- Directed by: Alfred J. Goulding
- Written by: Jack Henley Glen Lambert
- Produced by: Samuel Sax
- Starring: Fatty Arbuckle
- Cinematography: Edwin B. DuPar
- Production company: Vitaphone Corp. (Warner Bros.)
- Distributed by: Warner Bros.
- Release date: February 4, 1933;
- Running time: 20 minutes
- Country: United States
- Language: English

= Buzzin' Around =

1933 film

Buzzin' Around is a 1933 American pre-Code comedy film starring Fatty Arbuckle, and directed by Alfred J. Goulding.

==Plot==
Cornelius invents a liquid which makes objects unbreakable and resilient.

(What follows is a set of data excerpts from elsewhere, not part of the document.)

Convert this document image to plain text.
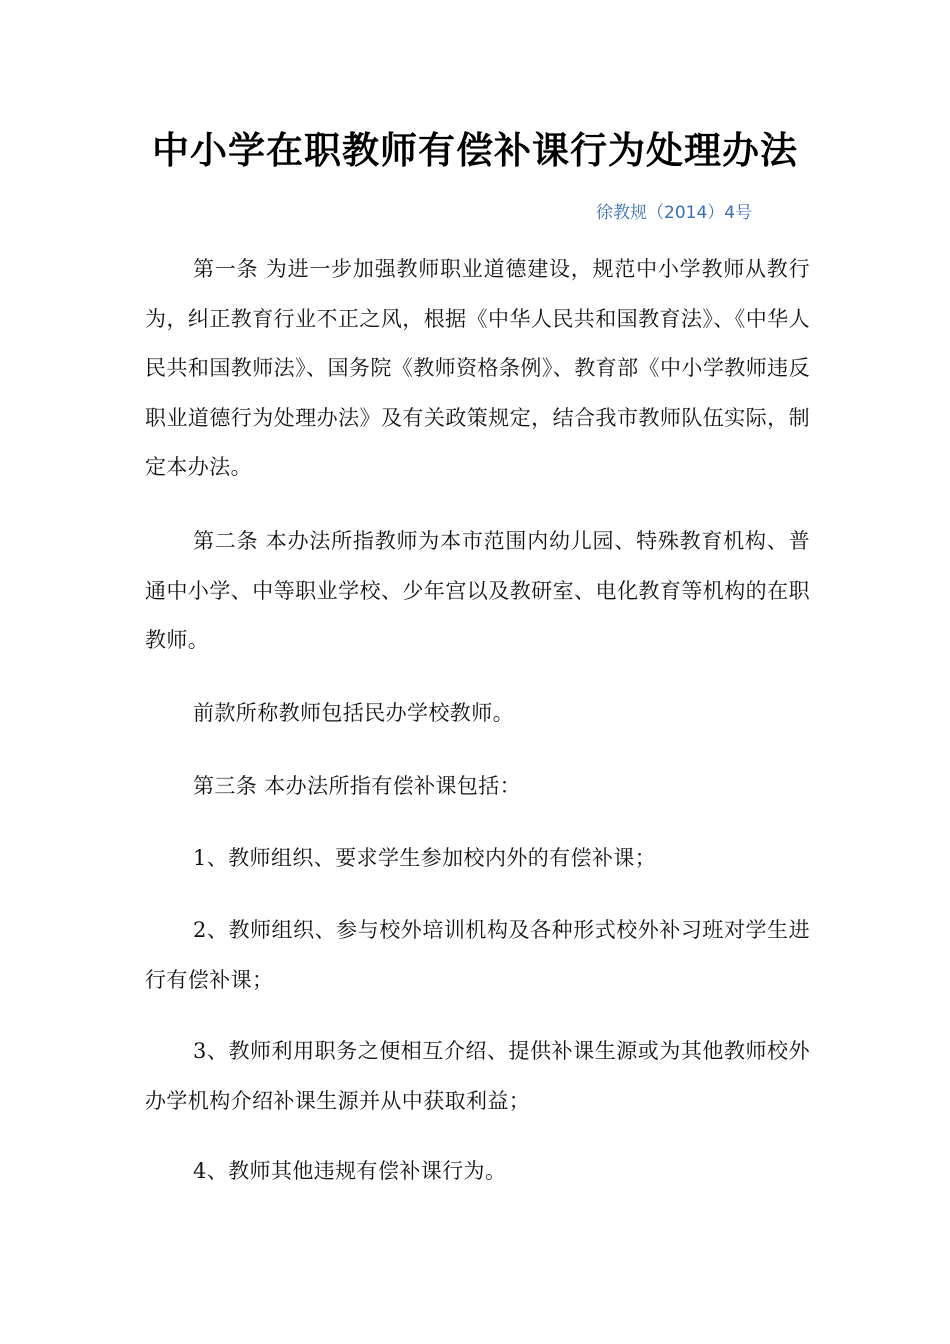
中小学在职教师有偿补课行为处理办法
徐教规（2014）4号

第一条 为进一步加强教师职业道德建设，规范中小学教师从教行为，纠正教育行业不正之风，根据《中华人民共和国教育法》、《中华人民共和国教师法》、国务院《教师资格条例》、教育部《中小学教师违反职业道德行为处理办法》及有关政策规定，结合我市教师队伍实际，制定本办法。

第二条 本办法所指教师为本市范围内幼儿园、特殊教育机构、普通中小学、中等职业学校、少年宫以及教研室、电化教育等机构的在职教师。

前款所称教师包括民办学校教师。

第三条 本办法所指有偿补课包括：

1、教师组织、要求学生参加校内外的有偿补课；

2、教师组织、参与校外培训机构及各种形式校外补习班对学生进行有偿补课；

3、教师利用职务之便相互介绍、提供补课生源或为其他教师校外办学机构介绍补课生源并从中获取利益；

4、教师其他违规有偿补课行为。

Unfortunately he gets the wrong jar when going out to demonstrate his invention. One mishap follows another in this slapstick comedy.

==Cast==
- Roscoe "Fatty" Arbuckle as Cornelius
- Al St. John as Al
- Dan Coleman in a bit part (uncredited)
- Fritz Hubert in a bit part (uncredited)
- Donald MacBride as Policeman (uncredited)
- Gertrude Mudge as Cornelius's Ma (uncredited)
- Al Ochs in a bit part (uncredited)
- Tom Smith in a bit part (uncredited)
- Alice May Tuck in a bit part (uncredited)
- Harry Ward in a bit part (uncredited)

==Production==
Bees were animated. Outdoor scenes were filmed immediately around Vitagraph Studios, Midwood, Brooklyn.